Remember that the stressed syllable is pronounced more forcefully than the others, so the Secondary Stress is like a "half" stress between the strong and long Main Stress and no Stress at all.
The syllables that are not stressed are weaker, they are pronounced quickly since they are not as important as the stressed syllable.
Main Stress affects only the vowel sound and not the consonants, so the vowel in a stressed syllable gets its full vowel sound. The vowel in an unstressed syllable is shortened and sometimes, it is pronounced as a schwa /ə/.
If you focus on the stressed syllables when speaking and listening, you will improve your pronunciation and comprehension.
Sentence Stress is the accent given to some words in a sentence. It is like the "music" of the spoken language since it gives rhythm to the sentence.
Some words are stressed, they are pronounced more forcefully than the others, which are weaker.
Sentence Stress (or Prominence) is chosen by the speaker. It depends on the meaning of the message or the importance that the speaker wants to attribute to the chosen words.

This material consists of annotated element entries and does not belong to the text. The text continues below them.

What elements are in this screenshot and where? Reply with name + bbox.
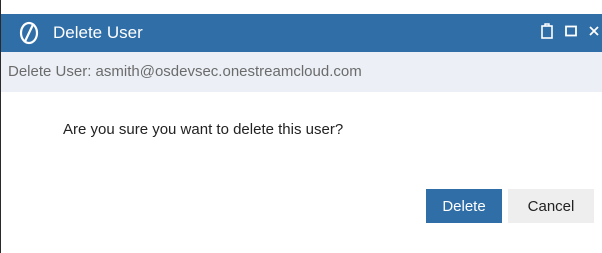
restore-button[interactable]: [537, 21, 557, 45]
subheader-text: Delete User: asmith@osdevsec.onestreamcl…: [8, 63, 362, 80]
maximize-icon: [565, 24, 577, 42]
close-button[interactable]: [585, 21, 602, 45]
maximize-button[interactable]: [561, 21, 581, 45]
cancel-button[interactable]: Cancel: [508, 189, 594, 223]
dialog-subheader: Delete User: asmith@osdevsec.onestreamcl…: [1, 52, 602, 92]
dialog-titlebar[interactable]: Delete User: [1, 14, 602, 52]
delete-button[interactable]: Delete: [426, 189, 502, 223]
close-icon: [588, 24, 600, 42]
onestream-logo-icon: [17, 21, 41, 45]
delete-user-dialog: Delete User Delete User: asmith@osdevsec…: [0, 0, 602, 253]
restore-icon: [540, 22, 554, 45]
confirmation-message: Are you sure you want to delete this use…: [63, 121, 344, 138]
dialog-title: Delete User: [53, 23, 143, 42]
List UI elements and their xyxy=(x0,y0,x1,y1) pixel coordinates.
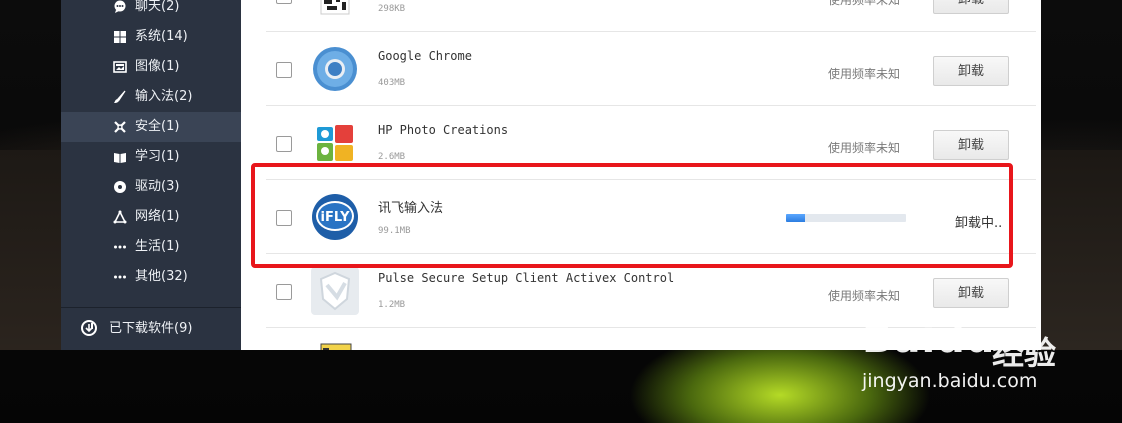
app-size: 1.2MB xyxy=(378,300,406,310)
sidebar-item-label: 安全(1) xyxy=(135,119,180,134)
uninstall-button[interactable]: 卸载 xyxy=(933,56,1009,86)
dots-icon xyxy=(113,270,127,284)
sidebar-item-label: 其他(32) xyxy=(135,269,188,284)
dots-icon xyxy=(113,240,127,254)
row-checkbox[interactable] xyxy=(276,284,292,300)
disc-icon xyxy=(113,180,127,194)
watermark-url: jingyan.baidu.com xyxy=(862,370,1038,392)
sidebar-item-driver[interactable]: 驱动(3) xyxy=(61,172,241,202)
watermark-logo: Baidu xyxy=(862,316,996,362)
downloaded-software-button[interactable]: 已下载软件(9) xyxy=(61,308,241,350)
highlight-box xyxy=(251,163,1013,268)
usage-frequency: 使用频率未知 xyxy=(828,141,901,155)
brush-icon xyxy=(113,90,127,104)
list-item: Google Chrome 403MB 使用频率未知 卸载 xyxy=(266,32,1036,106)
baidu-jingyan-watermark: Baidu 经验 jingyan.baidu.com xyxy=(862,298,1062,398)
chat-icon xyxy=(113,0,127,14)
sidebar-item-label: 驱动(3) xyxy=(135,179,180,194)
sidebar-item-chat[interactable]: 聊天(2) xyxy=(61,0,241,22)
usage-frequency: 使用频率未知 xyxy=(828,67,901,81)
sidebar-item-life[interactable]: 生活(1) xyxy=(61,232,241,262)
sidebar-item-label: 系统(14) xyxy=(135,29,188,44)
app-partial-icon xyxy=(311,340,359,350)
app-name: Pulse Secure Setup Client Activex Contro… xyxy=(378,271,675,285)
sidebar-item-label: 聊天(2) xyxy=(135,0,180,14)
row-checkbox[interactable] xyxy=(276,136,292,152)
sidebar-item-label: 图像(1) xyxy=(135,59,180,74)
image-icon xyxy=(113,60,127,74)
security-icon xyxy=(113,120,127,134)
app-size: 298KB xyxy=(378,4,406,14)
list-item: 298KB 使用频率未知 卸载 xyxy=(266,0,1036,32)
uninstall-button[interactable]: 卸载 xyxy=(933,0,1009,14)
usage-frequency: 使用频率未知 xyxy=(828,0,901,7)
book-icon xyxy=(113,150,127,164)
sidebar-item-label: 学习(1) xyxy=(135,149,180,164)
category-sidebar: 聊天(2) 系统(14) 图像(1) 输入法(2) 安全(1) 学习(1) 驱动… xyxy=(61,0,241,350)
chrome-icon xyxy=(311,45,359,93)
sidebar-item-security[interactable]: 安全(1) xyxy=(61,112,241,142)
sidebar-item-label: 网络(1) xyxy=(135,209,180,224)
sidebar-item-label: 输入法(2) xyxy=(135,89,193,104)
sidebar-item-image[interactable]: 图像(1) xyxy=(61,52,241,82)
pulse-secure-icon xyxy=(311,267,359,315)
app-size: 403MB xyxy=(378,78,406,88)
background-mountain-left xyxy=(0,150,62,350)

Take the following examples: (We use Capital Letters to indicate which word is stressed).
Bart lived in CANADA (where he used to live is the most important info of the message).
BART lived in Canada (the person who lived in Canada is the most important info).
As you can see, Sentence Stress is used by the speaker to give Prominence to some words, implying that they are more important than the others and changing the meaning of the message.
Within sentences, there are Content and Structure words. Content words are the important words that carry the meaning of the sentence, if we leave them out, the sentence loses its sense. So, Content words (verbs, nouns, adjectives and adverbs) are stressed.
Structure words are not stressed, they give structure to the sentence and make it grammatically correct but, if we leave them out of the sentence, it still makes sense.
If you remove the structure words from a sentence, you will probably still understand its meaning.
...SOLD...HOUSE ... MOVED ... ENGLAND
If you remove the content words from a sentence, you will not understand it.
I.... my, I've.....to.
Sentence stress (or Prominence) is key for speaking and understanding English. Remember that Sentence Stress depends on the context and is closely related to the meaning.
This is MY car. (Indicating that the car belongs to me).
THIS is my car. (Meaning that my car is this one and not any other).
I have bought TWO tickets. (Marking the amount).
I have bought two TICKETS. (I bought tickets, not other thing).
TOM is my best friend. (Meaning that Tom, not another person, is my best friend).
I didn't see YOU. (Meaning that I might have seen another person).